In a fiber draw experiment, we noticed that rings of shrinking thickness naturally appeared in the cladding region, and the cladding rings maintained the same cross-sectional area. This type of fiber—a Fresnel fiber—is analogous to a Fresnel lens, which is made of glass layers with equal area. And just as the Fresnel lens has special transmission properties, so too does the Fresnel fiber: they can be used as sensors for measuring temperature and pressure of gases and liquids, and—properly designed to possess large effective area with flat dispersion—they can be useful in long-distance wavelength-division-multiplexed (WDM) fiber-optic communication links.1 If designed with a small effective area, then they are suitable for use in such applications as solitons and nonlinear fiber devices.2, 3
To explore the Fresnel fiber's capability in sensing certain gases and liquids, we designed several hollow-core Fresnel fibers and filled up the core region with a gas or liquid. Doing so changes the propagation constant, which then can be detected using phase detection techniques. In one experiment, we simulated a Fresnel fiber with core radius of 1μm, Δ=0.0339, ring area=10μm2, and with 11 cladding layers. The core region is assumed to be initially filled with air. Then, the core is filled with a gaseous material, such as carbon dioxide (CO2) at 32°F (dielectric constant=1.6), or filled with a liquid, such as kerosene at 70° F (dielectric constant=1.8). We then calculated the normalized propagation constant of the fundamental modes for the three cases (see Figure 1). The changes in propagation constant can be quantified using an interferometric technique and then related to the substance filling the core.
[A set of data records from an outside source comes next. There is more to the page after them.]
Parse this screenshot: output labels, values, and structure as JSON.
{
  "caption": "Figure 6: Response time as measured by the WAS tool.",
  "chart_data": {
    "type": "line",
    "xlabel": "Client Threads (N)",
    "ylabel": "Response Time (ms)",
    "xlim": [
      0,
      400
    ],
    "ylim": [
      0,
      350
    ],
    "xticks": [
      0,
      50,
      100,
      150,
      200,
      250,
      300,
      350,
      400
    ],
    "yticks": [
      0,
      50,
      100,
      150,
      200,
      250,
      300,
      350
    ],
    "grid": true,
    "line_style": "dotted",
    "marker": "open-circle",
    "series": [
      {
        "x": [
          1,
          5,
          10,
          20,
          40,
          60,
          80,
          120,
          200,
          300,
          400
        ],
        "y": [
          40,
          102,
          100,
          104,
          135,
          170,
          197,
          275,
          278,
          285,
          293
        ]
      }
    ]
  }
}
These same Fresnel fibers are also sensitive to temperature and pressure. The propagation constant changes with temperature because the refractive indices of the material inside the core region as well as those of the solid layers change with temperature. In pressure applications, the normalized propagation constant is changed because pressure disturbs the thicknesses of cladding layers and their refractive indices due to the elasto-optic effect.
Figure 1. Comparison of normalized propagation constants for the fundamental modes when the core region of Fresnel fiber is filled with air, carbon dioxide (CO2), or kerosene.
In fiber-optic communication systems, where it is important for the fiber to provide both minimum attenuation and dispersion, typical dispersion-shifted fibers provide nearly zero chromatic dispersion at 1.55μm, which is the wavelength of minimum attenuation in silica-based fibers. Fresnel fiber designs also are capable of providing nearly zero dispersion at at 1.55μm with effective areas ranging from 15.6μm2 to 152.7μm2. Several such single-mode Fresnel fiber designs are characterized in Figure 2.
In wavelength-division-multiplexed (WDM) optical fiber systems, typical dispersion-flattened fibers provide the required small and relatively flat (nearly constant) chromatic dispersion over an extended range of wavelengths. Fresnel fibers designed as dispersion-flattened single-mode fibers also exhibit the required characteristics; Figure 3 shows the dispersion characteristics of two such fibers. The first has a chromatic dispersion of 0.26ps/nm.km and a dispersion slope of 0.004ps/nm2.km at 1.55μm wavelength. In addition, the dispersion is within ±5ps/nm.km over a wide wavelength range (1.32μm to 1.97μm), as shown in Figure 3(a). The second fiber has a chromatic dispersion of 0.025ps/nm.km and a dispersion slope of 0.002ps/nm2.km at 1.55μm wavelength. In this fiber, the dispersion is within ±3ps/nm.km over even a wider wavelength range (1.34μm to 2.05μm), as shown in Figure 3(b).
Figure 2. Effective area for ten different Fresnel fiber designs.
Figure 3. Dispersion characteristics for two different dispersion-flattened Fresnel fiber designs.
Fresnel fibers may be used also when upgrading 1.3μm fiber-optic systems. These systems have a fairly large positive dispersion at 1.55μm. Dispersion-compensating fibers are used that have very large negative chromatic dispersion at 1.55μm, compensating for the accumulated positive dispersion over the fiber's link and allowing small attenuation at 1.55μm. Figure 4 illustrates a dispersion-compensating Fresnel fiber design that provides a total dispersion of -134ps/nm.km and dispersion slope of 0.003ps/nm2.km between 1.5 and 1.6μm.
In conclusion, Fresnel fibers—consisting of a central core region and multiple equal-area cladding rings—may be used in gas or liquid sensing applications. Fresnel fibers also may be constructed to provide desirable dispersion and/or effective area properties, making them suitable in various communication applications.
Figure 4. Dispersion characteristics for a dispersion-compensating Fresnel fiber design.